CLI task digital object path check throws error if absolute paths used
|Status:||Code Review||Start date:||12/02/2021|
|Google Code Legacy ID:||Tested version:||2.6, 2.7|
First reported in the user forum 2021-10-31, with a proposed solution on 2021-11-04: https://groups.google.com/g/ica-atom-users/c/_2fctwQMtc4/m/blX7IQjlAQAJ
Reported again in the forum by another user 2021-12-02: https://groups.google.com/g/ica-atom-users/c/phE2_pIiXns/m/KkexXY-cBgAJ
The CLI task
csv:digital-object-path-check expects users to provide two inputs: a path to a directory of images, and a path to a CSV. However, the AtoM CSV import works best when absolute paths are provided. When the path-check task runs, it combines the user supplied input path with the absolute path in the CSV, thereby failing. From a forum user:
In atom/lib/task/import/csvDigitalObjectPathsCheckTask.class.php, the getCsvColumnValues() function returns values from the CSV file. If these values are full path names, though, they won't match the output of getImageFiles(), which consists of filenames only, not pathnames.
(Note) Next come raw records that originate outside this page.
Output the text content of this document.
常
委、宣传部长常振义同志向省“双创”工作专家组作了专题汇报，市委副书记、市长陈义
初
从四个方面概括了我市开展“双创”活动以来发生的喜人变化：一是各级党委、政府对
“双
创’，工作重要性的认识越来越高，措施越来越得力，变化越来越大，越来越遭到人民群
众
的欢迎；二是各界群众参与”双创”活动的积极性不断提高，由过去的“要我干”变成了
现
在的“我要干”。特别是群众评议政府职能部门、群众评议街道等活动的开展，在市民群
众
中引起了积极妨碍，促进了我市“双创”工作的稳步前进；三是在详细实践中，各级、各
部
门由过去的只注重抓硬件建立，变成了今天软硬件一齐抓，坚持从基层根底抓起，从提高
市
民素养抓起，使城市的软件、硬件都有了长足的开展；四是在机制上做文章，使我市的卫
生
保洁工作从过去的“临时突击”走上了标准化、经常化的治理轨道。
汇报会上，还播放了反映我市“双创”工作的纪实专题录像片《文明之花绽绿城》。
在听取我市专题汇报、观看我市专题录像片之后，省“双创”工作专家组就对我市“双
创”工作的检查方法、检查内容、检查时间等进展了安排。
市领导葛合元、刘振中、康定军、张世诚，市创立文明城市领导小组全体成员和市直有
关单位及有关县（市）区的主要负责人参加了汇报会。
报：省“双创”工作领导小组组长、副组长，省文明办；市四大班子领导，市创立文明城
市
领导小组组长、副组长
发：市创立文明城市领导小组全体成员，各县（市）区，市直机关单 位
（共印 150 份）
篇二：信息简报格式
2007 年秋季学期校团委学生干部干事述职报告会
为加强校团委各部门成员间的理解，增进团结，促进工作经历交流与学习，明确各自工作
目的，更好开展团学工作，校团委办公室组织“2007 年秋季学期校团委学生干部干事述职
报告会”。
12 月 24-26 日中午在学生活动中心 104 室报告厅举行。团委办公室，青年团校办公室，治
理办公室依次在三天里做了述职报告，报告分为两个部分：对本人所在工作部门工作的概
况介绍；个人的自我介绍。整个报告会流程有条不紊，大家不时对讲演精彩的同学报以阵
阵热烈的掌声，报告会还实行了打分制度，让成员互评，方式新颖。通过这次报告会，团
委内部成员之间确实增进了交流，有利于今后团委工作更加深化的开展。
- Prepare an archival description CSV that includes absolute path values in the digitalObjectPath column
- Add the directory of images and the CSV to a location accessible by AtoM
- Run the path check task
Despite paths being correct, all objects are reported unused. Path values found by task do not match those in the CSV.
Path check task successfully checks absolute paths in CSV.
Suggested fix from the forum
In getCsvColumnValues(), replace:
// Remove absolute path leading to image file. $relativeFilePath = basename($row[$imageColumnIndex]); array_push($values, $relativeFilePath);
When I created a modified version of csvDigitalObjectPathsCheckTask.class.php that included this change, I got expected results.